REL 1000 AFY Introduction to World Religions
CRN 3072 W 17:15-20:10 Dr. Margo Kitts (World Cultures A)
All religions ask and attempt to answer life's biggest questions: Why am I here? Why must I die? What is the meaning of life? This course focuses on religious stories, which pose and attempt to answer those questions from the perspective of indigenous traditions, western traditions and eastern traditions. Whatever the ultimate sources of any religion (e.g., divine or human), religions in this course are studied as human products responsive to historical contexts. Thus we envision rituals, myths, theological ideas, drama, poetry, art, etc., not as representing static systems of belief, but as cultural expressions, which evolve over time. However, because religious histories are enormous and complex, and because we have only one semester to cover the subject, our focus in REL 1000 will be on founding stories and the way they resonate among people across cultures. If you like old stories, this is a course for you.
WRI 1100 TFY and VFY Analyzing and Writing Arguments
CRN 1836 TR 9:10-10:35 Dr. Kathleen Cassity (Communication Skills A)

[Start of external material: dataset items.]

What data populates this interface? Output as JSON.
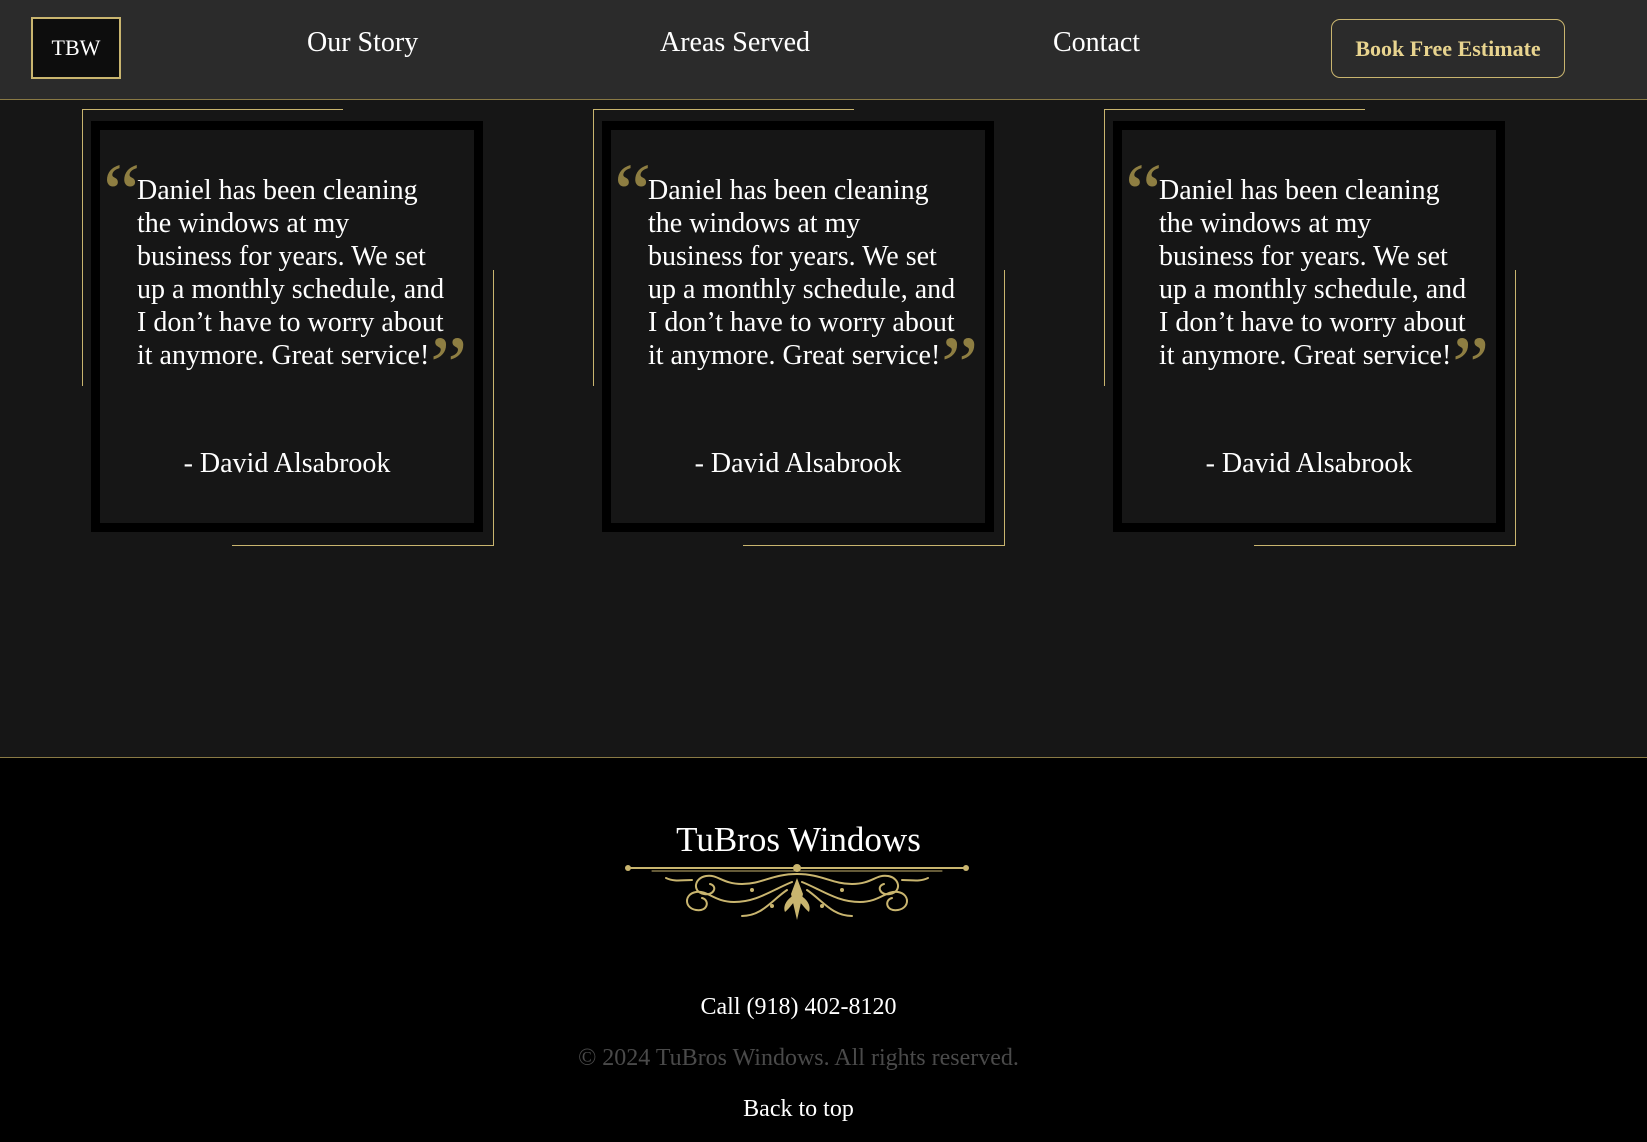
{
  "header": {
    "logo_text": "TBW",
    "nav": {
      "our_story": "Our Story",
      "areas_served": "Areas Served",
      "contact": "Contact"
    },
    "cta_label": "Book Free Estimate"
  },
  "testimonials": [
    {
      "quote": "Daniel has been cleaning the windows at my business for years. We set up a monthly schedule, and I don’t have to worry about it anymore. Great service!",
      "author": "- David Alsabrook",
      "open_mark": "“",
      "close_mark": "”"
    },
    {
      "quote": "Daniel has been cleaning the windows at my business for years. We set up a monthly schedule, and I don’t have to worry about it anymore. Great service!",
      "author": "- David Alsabrook",
      "open_mark": "“",
      "close_mark": "”"
    },
    {
      "quote": "Daniel has been cleaning the windows at my business for years. We set up a monthly schedule, and I don’t have to worry about it anymore. Great service!",
      "author": "- David Alsabrook",
      "open_mark": "“",
      "close_mark": "”"
    }
  ],
  "footer": {
    "brand": "TuBros Windows",
    "ornament_icon": "gold-flourish-divider",
    "phone": "Call  (918) 402-8120",
    "copyright": "© 2024 TuBros Windows. All rights reserved.",
    "back_to_top": "Back to top"
  },
  "colors": {
    "accent_gold": "#c9b56f",
    "cta_text": "#e8d48f",
    "quote_mark": "#8e7e42",
    "header_bg": "#2b2b2b",
    "page_bg": "#161616",
    "footer_bg": "#000000"
  }
}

The course provides instruction and practice in college-level writing tasks, particularly the writing of arguments; this First-Year Seminar section will offer students the opportunity to approach college-level academic writing using creative methods. Students will explore topic possibilities that engage their interest through brainstorming and freewriting, and will learn to shape their ideas into critically astute, well-written, rhetorically effective arguments, using a process that includes drafting, peer workshops, and deep revision. Students will also analyze and respond to the arguments of others and will develop their research skills. Each student will have at least two individual conferences with the instructor. Expect to work closely and collaboratively with both instructor and peers in a diverse, collegial, interactive learning community.
WRI 1100 7 FY Analyzing and Writing Arguments
CRN 3125 TR 9:1 0 - 1 0:3 5 Dr. David Mauricio (Communication Skills A)
The course provides instruction and practice in college-level writing tasks, particularly the writing of arguments, but will also introduce strategies for research and integration of ideas from other sources. Students will explore topic possibilities that engage their interest through analytical observation, brainstorming and freewriting, and will explore strategies for creating well-written and rhetorically effective arguments. Using a process that includes drafting, peer workshops, and deep revision, students will also analyze and respond to the arguments of others. Each student will have at least two individual conferences with the instructor. Expect to work closely and collaboratively with both instructor and peers in a diverse, collegial, interactive learning community.